Some of the toughest choices involved raising the Medicare eligibility age from 65 to 67 by the year 2027 and raising full retirement age for Social Security from 67 to 70 by the year 2035. The two measures combined would cut $245 billion from the budget.
“It depends on your gene pool,” said H. Ron Hartman, a retired bank examiner, of Tinley Park.
Hedderman, a retired bank examiner, agreed.
“Not everyone can work to age 70,” she said.
Foster said he would review the forms and take back some of the groups’ input as he prepared for his own federal budget votes.
The deficit has shrunk from $1.2 trillion to $642 billion but is still much higher than it should be and costs the country $223 billion alone in interest payments on loans, said Sara Imhof, midwest regional director for the coalition.
She urged the group to consider how hard it is for members of Congress to look through the same list and cut programs or raise taxes.

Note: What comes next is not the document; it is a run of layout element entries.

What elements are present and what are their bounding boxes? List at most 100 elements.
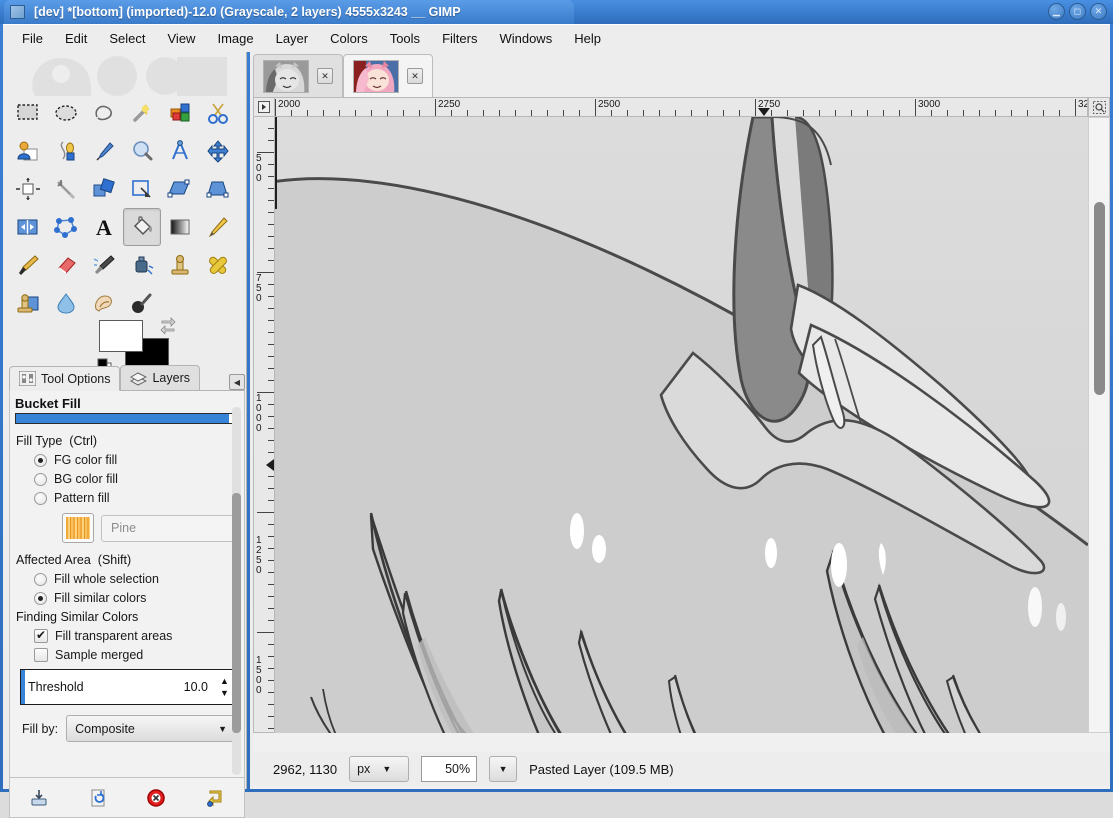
pine-pattern-swatch[interactable] xyxy=(62,513,94,543)
blur-sharpen-tool[interactable] xyxy=(47,284,85,322)
close-tab-icon[interactable]: ✕ xyxy=(317,68,333,84)
heal-tool[interactable] xyxy=(199,246,237,284)
collapse-dock-icon[interactable]: ◀ xyxy=(229,374,245,390)
dodge-burn-tool[interactable] xyxy=(123,284,161,322)
tool-options-scrollbar[interactable] xyxy=(232,407,241,775)
threshold-slider[interactable]: Threshold 10.0 ▲ ▼ xyxy=(20,669,236,705)
zoom-dropdown-button[interactable]: ▼ xyxy=(489,756,518,782)
perspective-clone-tool[interactable] xyxy=(9,284,47,322)
ruler-tick xyxy=(595,99,596,116)
ink-tool[interactable] xyxy=(123,246,161,284)
airbrush-tool[interactable] xyxy=(85,246,123,284)
image-tab-color[interactable]: ✕ xyxy=(343,54,433,97)
swap-colors-icon[interactable] xyxy=(159,316,177,335)
fill-type-modifier: (Ctrl) xyxy=(69,434,98,448)
threshold-decrement-icon[interactable]: ▼ xyxy=(220,689,229,698)
vertical-scrollbar[interactable] xyxy=(1088,117,1110,733)
menu-image[interactable]: Image xyxy=(206,27,264,50)
text-tool[interactable]: A xyxy=(85,208,123,246)
cage-transform-tool[interactable] xyxy=(47,208,85,246)
foreground-select-tool[interactable] xyxy=(9,132,47,170)
ruler-tick xyxy=(691,110,692,116)
close-button[interactable]: ✕ xyxy=(1090,3,1107,20)
eraser-tool[interactable] xyxy=(47,246,85,284)
shear-tool[interactable] xyxy=(161,170,199,208)
paintbrush-tool[interactable] xyxy=(9,246,47,284)
crop-tool[interactable] xyxy=(47,170,85,208)
foreground-color-swatch[interactable] xyxy=(99,320,143,352)
pencil-tool[interactable] xyxy=(199,208,237,246)
tool-opacity-bar[interactable] xyxy=(15,413,239,424)
image-canvas[interactable] xyxy=(275,117,1088,733)
ellipse-select-tool[interactable] xyxy=(47,94,85,132)
save-tool-preset-button[interactable] xyxy=(26,785,52,811)
free-select-tool[interactable] xyxy=(85,94,123,132)
bucket-fill-tool[interactable] xyxy=(123,208,161,246)
ruler-tick xyxy=(1075,99,1076,116)
menu-file[interactable]: File xyxy=(11,27,54,50)
ruler-label: 3250 xyxy=(1078,99,1087,110)
menu-filters[interactable]: Filters xyxy=(431,27,488,50)
menu-colors[interactable]: Colors xyxy=(319,27,379,50)
toolbox-empty-cell xyxy=(199,284,237,322)
canvas-area: 2000225025002750300032503500 50075010001… xyxy=(253,97,1110,789)
menu-edit[interactable]: Edit xyxy=(54,27,98,50)
threshold-increment-icon[interactable]: ▲ xyxy=(220,677,229,686)
menu-help[interactable]: Help xyxy=(563,27,612,50)
tool-options-scrollbar-thumb[interactable] xyxy=(232,493,241,733)
radio-fill-similar-colors[interactable]: Fill similar colors xyxy=(34,591,240,605)
zoom-follow-window-icon[interactable] xyxy=(1088,97,1110,117)
perspective-tool[interactable] xyxy=(199,170,237,208)
align-tool[interactable] xyxy=(9,170,47,208)
zoom-entry[interactable]: 50% xyxy=(421,756,478,782)
ruler-tick xyxy=(787,110,788,116)
ruler-corner-button[interactable] xyxy=(253,97,275,117)
rect-select-tool[interactable] xyxy=(9,94,47,132)
flip-tool[interactable] xyxy=(9,208,47,246)
menu-tools[interactable]: Tools xyxy=(379,27,431,50)
restore-tool-preset-button[interactable] xyxy=(85,785,111,811)
scale-tool[interactable] xyxy=(123,170,161,208)
tab-layers[interactable]: Layers xyxy=(120,365,201,390)
fill-by-combo[interactable]: Composite ▼ xyxy=(66,715,236,742)
minimize-button[interactable]: ▁ xyxy=(1048,3,1065,20)
rotate-tool[interactable] xyxy=(85,170,123,208)
close-tab-icon[interactable]: ✕ xyxy=(407,68,423,84)
radio-pattern-fill[interactable]: Pattern fill xyxy=(34,491,240,505)
menu-view[interactable]: View xyxy=(157,27,207,50)
scissors-select-tool[interactable] xyxy=(199,94,237,132)
vertical-ruler[interactable]: 500 750 1000 1250 1500 xyxy=(253,117,275,733)
maximize-button[interactable]: ◻ xyxy=(1069,3,1086,20)
ruler-label: 1250 xyxy=(256,535,262,576)
ruler-label: 2500 xyxy=(598,99,621,110)
image-tab-grayscale[interactable]: ✕ xyxy=(253,54,343,97)
ruler-tick xyxy=(268,308,274,309)
horizontal-ruler[interactable]: 2000225025002750300032503500 xyxy=(275,97,1088,117)
zoom-tool[interactable] xyxy=(123,132,161,170)
clone-tool[interactable] xyxy=(161,246,199,284)
radio-fill-whole-selection[interactable]: Fill whole selection xyxy=(34,572,240,586)
delete-tool-preset-button[interactable] xyxy=(143,785,169,811)
reset-tool-options-button[interactable] xyxy=(202,785,228,811)
fuzzy-select-tool[interactable] xyxy=(123,94,161,132)
measure-tool[interactable] xyxy=(161,132,199,170)
gradient-tool[interactable] xyxy=(161,208,199,246)
move-tool[interactable] xyxy=(199,132,237,170)
menu-select[interactable]: Select xyxy=(98,27,156,50)
select-by-color-tool[interactable] xyxy=(161,94,199,132)
pattern-name-field[interactable]: Pine xyxy=(101,514,240,542)
checkbox-fill-transparent-areas[interactable]: Fill transparent areas xyxy=(34,628,240,643)
checkbox-sample-merged[interactable]: Sample merged xyxy=(34,648,240,662)
paths-tool[interactable] xyxy=(47,132,85,170)
menu-windows[interactable]: Windows xyxy=(488,27,563,50)
checkbox-fill-transparent-areas-indicator xyxy=(34,628,48,643)
smudge-tool[interactable] xyxy=(85,284,123,322)
ruler-tick xyxy=(291,110,292,116)
unit-combo[interactable]: px ▼ xyxy=(349,756,410,782)
tab-tool-options[interactable]: Tool Options xyxy=(9,366,121,391)
menu-layer[interactable]: Layer xyxy=(265,27,320,50)
radio-fg-color-fill[interactable]: FG color fill xyxy=(34,453,240,467)
color-picker-tool[interactable] xyxy=(85,132,123,170)
vertical-scrollbar-thumb[interactable] xyxy=(1094,202,1105,395)
radio-bg-color-fill[interactable]: BG color fill xyxy=(34,472,240,486)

She said U.S. representatives who make tough choices should be rewarded.
Foster, a business owner and scientist, said he would like to take the partisanship out of the budget votes and make members of Congress think more like businessmen than politicians.
As for Monday’s participants, they had a lot of fun taking out their red pens and working on the country’s fiscal choices.
“I enjoyed it more than I thought I would,” Hubbard said. “The politics is the terrible part of it.”
Hedderman said the topics were more complex than she expected.
“It’s an interesting way of informing people on the difficult (budget) pieces being debated now,” she said of the event. “The more information, the better.”